Il faut comprendre que l’IP est, en réalité, constituée par deux activités très différentes : la production classique de médicaments, branche de l’industrie chimique, qui tend à se délocaliser vers les pays à faible coût de main d’œuvre, et la fabrication de connaissances, de propriétés intellectuelles, destinées à être brevetées , qui tend à se concentrer dans les pays les plus développés, essentiellement aux Etats-Unis ; son objectif est la gestion d’un portefeuille de brevets et du capital financier qu’il génère.
Cette seconde activité travaille avec succès au développement de dispositions légales uniformes à l’échelle mondiale : plus l’ Organisation Mondiale du Commerce se développera, plus les tractations financières deviendront aisées.
Ceci a pour effet d’entraîner une inflation incontrôlable des profits de l’ IP (ce sont les médicaments qui, depuis les années 1990, ont le plus contribué à la croissance de leurs dépenses) qui mettent en danger tous les systèmes où les dépenses sont socialisées, sans bénéfices parallèles de l’état de santé de la population.
D’économique, le combat est devenu aujourd’hui ouvertement politique. Aux Etats-Unis, des actions coordonnées de lobbying de l’ IP ont été menées en 1997-98 pour faire échouer le projet d’assurance-maladie généralisée de Bill Clinton. En Europe, des groupes professionnels officiellement installés à Bruxelles sont consultés lors de la mise en place de nouvelles réglementations en matière de production et de diffusion des médicaments, et seul le Parlement Européen oppose une résistance provisoire à des arbitrages allant toujours vers une dérégulation croissante.

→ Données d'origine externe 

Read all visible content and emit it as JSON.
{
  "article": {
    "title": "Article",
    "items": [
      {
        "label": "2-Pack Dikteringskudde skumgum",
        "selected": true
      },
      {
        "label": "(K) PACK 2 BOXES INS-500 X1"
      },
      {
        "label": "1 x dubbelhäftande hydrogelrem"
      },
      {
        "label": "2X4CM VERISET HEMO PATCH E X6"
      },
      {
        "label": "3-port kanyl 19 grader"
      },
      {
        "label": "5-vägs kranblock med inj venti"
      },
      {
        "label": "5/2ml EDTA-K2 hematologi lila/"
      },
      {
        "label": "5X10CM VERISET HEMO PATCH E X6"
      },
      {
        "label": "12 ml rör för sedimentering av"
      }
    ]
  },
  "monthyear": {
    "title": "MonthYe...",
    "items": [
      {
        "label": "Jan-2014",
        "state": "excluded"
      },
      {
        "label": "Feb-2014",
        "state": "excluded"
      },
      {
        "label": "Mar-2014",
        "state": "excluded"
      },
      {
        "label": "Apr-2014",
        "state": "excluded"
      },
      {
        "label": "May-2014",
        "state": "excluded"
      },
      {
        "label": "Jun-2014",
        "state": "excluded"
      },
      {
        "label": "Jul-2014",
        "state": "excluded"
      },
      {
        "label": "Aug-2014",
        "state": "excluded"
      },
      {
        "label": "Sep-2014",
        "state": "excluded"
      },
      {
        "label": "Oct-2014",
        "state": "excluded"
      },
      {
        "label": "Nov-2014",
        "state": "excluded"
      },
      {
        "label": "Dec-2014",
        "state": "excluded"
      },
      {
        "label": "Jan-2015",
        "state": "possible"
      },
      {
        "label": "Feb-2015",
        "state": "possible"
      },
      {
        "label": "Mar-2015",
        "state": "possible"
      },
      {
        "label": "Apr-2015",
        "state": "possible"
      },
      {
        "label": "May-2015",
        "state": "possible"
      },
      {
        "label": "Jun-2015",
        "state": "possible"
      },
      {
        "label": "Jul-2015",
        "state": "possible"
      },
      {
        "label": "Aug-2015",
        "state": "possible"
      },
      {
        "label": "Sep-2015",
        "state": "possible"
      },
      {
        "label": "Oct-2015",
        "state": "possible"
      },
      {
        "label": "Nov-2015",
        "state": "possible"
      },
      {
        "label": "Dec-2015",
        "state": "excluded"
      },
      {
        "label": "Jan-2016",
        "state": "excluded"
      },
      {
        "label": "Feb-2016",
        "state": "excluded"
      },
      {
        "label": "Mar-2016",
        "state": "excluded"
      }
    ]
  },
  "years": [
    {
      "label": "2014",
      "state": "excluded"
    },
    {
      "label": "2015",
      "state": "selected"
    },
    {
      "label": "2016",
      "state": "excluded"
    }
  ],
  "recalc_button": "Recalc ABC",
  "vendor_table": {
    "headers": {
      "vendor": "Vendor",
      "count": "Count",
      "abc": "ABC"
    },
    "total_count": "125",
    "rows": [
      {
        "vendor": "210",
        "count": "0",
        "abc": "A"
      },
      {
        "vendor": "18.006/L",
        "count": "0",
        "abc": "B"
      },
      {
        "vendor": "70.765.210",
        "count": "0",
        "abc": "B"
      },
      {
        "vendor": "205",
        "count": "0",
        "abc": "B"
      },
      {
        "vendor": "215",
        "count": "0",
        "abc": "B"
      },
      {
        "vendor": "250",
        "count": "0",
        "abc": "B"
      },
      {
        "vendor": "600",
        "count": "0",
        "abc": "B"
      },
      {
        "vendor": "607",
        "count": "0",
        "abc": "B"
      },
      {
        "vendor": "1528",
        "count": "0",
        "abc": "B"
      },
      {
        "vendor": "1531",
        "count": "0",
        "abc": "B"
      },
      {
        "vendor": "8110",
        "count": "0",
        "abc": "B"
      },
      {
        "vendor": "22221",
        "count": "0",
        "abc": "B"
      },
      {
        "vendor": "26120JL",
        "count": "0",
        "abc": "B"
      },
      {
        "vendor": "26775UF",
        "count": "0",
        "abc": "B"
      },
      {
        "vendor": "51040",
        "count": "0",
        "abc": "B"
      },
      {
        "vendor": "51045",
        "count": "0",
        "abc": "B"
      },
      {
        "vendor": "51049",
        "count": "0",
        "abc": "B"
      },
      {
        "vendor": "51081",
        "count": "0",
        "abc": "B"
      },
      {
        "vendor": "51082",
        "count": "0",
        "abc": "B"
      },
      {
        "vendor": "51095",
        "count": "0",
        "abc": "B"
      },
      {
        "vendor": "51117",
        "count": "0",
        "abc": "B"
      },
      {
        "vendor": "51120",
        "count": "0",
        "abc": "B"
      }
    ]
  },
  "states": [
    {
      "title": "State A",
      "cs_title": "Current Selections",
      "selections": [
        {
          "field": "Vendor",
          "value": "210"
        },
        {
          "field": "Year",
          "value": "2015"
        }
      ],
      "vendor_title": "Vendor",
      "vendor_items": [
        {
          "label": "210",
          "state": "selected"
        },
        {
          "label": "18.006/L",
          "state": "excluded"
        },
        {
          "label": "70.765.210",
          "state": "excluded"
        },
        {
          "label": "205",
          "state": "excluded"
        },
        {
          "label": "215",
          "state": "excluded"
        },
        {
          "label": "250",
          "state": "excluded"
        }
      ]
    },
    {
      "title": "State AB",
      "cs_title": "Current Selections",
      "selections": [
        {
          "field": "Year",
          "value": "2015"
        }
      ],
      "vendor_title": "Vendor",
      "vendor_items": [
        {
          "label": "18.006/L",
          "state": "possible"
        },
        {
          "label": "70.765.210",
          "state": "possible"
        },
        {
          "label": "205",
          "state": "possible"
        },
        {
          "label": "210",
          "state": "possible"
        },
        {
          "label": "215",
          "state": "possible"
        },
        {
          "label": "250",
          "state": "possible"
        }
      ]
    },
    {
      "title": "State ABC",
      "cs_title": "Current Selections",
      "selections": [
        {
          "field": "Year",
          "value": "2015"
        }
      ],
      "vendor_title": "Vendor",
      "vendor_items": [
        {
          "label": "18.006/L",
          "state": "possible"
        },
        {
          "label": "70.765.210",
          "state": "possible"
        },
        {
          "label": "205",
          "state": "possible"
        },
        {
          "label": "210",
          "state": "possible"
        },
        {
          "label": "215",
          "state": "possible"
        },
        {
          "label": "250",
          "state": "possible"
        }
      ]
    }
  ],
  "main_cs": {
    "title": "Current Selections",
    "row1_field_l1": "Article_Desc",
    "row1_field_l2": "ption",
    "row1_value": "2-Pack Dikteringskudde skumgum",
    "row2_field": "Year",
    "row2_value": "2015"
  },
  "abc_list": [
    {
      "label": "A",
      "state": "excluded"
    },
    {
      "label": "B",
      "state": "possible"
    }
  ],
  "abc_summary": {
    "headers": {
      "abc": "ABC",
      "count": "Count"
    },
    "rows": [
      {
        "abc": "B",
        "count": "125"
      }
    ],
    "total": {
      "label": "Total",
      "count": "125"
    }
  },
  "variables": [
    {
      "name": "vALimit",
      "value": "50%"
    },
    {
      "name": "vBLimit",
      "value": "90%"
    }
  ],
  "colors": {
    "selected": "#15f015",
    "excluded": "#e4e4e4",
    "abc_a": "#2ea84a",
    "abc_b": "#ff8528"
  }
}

En France, lors de la campagne présidentielle de 2002, l’IP a constitué un collectif, « la Santé en action », regroupant la totalité des acteurs de santé du secteur privé, à l’objectif clairement affiché : libéraliser le système de santé ; l’ IP a remporté d’indéniables succès au cours de l’année 2004, obtenant le droit de fixer à peu près librement , en pratique, le prix des médicaments dits innovants, ainsi que la perte, pour les hôpitaux, de la possibilité de faire jouer la concurrence par les prix entre laboratoires produisant des médicaments équivalents.
En conclusion, on voit bien que la disposition de l’ Accord général sur le commerce des services (AGCS) mettant théoriquement les systèmes de Santé hors du cadre de la « concurrence libre et non faussée » est un trompe-l’œil faussement rassurant : en réalité, en permettant aux industries de santé dérégulées, et en particulier à l’industrie pharmaceutique, de prendre le contrôle de la totalité des systèmes de santé, l’ Union Européenne rend leur privatisation inéluctable.